Industries such as retail, banking, manufacturing and technology are experiencing an innovation boom. And, nearly every one of these new developments are driven by the access, sharing and analysis of sensitive information across network infrastructure.
To that end, CISOs, and the strategies and policies they enforce, are critical not just to the security of a business, but to the furthering and implementation of the innovations that will propel the organization forward. That means CISOs should work in tandem with every strategic initiative to understand early on how it will impact information and network security, and how to mitigate risks.
Here are a few questions every CISO should ask themselves as they work with business innovation:
- Does your security policy match the business needs?
While the policy must address the crucial security needs, at the same time it must not be too strict to actually prevent work from being done.
- Are you communicating clearly, both upward and downward, your willingness to be a business enabler?
Build a feedback mechanism to listen to concerns where security is causing unnecessary business harm.
- Are you auditing and grading security functions for each department and business unit?
This helps you to identify the areas in need of improvement and to monitor the progress.
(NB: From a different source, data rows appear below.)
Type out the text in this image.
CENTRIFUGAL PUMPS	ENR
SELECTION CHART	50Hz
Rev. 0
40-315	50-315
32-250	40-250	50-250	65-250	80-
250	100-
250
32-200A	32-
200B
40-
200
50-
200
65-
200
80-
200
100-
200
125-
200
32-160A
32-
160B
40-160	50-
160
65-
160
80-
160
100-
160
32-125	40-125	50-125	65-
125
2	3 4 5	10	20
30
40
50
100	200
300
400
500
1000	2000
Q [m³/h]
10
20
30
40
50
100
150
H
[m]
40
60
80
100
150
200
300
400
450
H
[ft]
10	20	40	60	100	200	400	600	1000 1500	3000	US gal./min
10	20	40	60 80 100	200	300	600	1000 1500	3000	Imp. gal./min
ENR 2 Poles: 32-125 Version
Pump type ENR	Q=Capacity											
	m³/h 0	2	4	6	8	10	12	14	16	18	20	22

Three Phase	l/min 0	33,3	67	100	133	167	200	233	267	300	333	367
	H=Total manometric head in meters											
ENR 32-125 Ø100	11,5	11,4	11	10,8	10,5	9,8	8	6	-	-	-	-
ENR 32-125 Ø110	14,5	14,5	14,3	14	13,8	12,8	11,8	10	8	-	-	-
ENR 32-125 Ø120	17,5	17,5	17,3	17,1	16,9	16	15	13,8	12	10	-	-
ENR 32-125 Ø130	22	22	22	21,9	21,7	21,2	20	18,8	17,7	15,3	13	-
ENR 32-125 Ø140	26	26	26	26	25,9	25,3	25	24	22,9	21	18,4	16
Build a similar audit and grading scale for security cost – the inconvenience the security functions cause to the employees.
- Do you contribute to management-level business discussions even when your input about security is not needed?
Build your reputation as a skilled business problem-solver.
- Are you staying on top of technology and security?
Attend industry events, both large and small, and see what is trending and what might affect your role as the CISO.
From roadblock to enabler, the role of CISO is evolving. By becoming an active part of an organization's innovation strategy, rather than an afterthought, CISOs can help lead the charge in business enablement.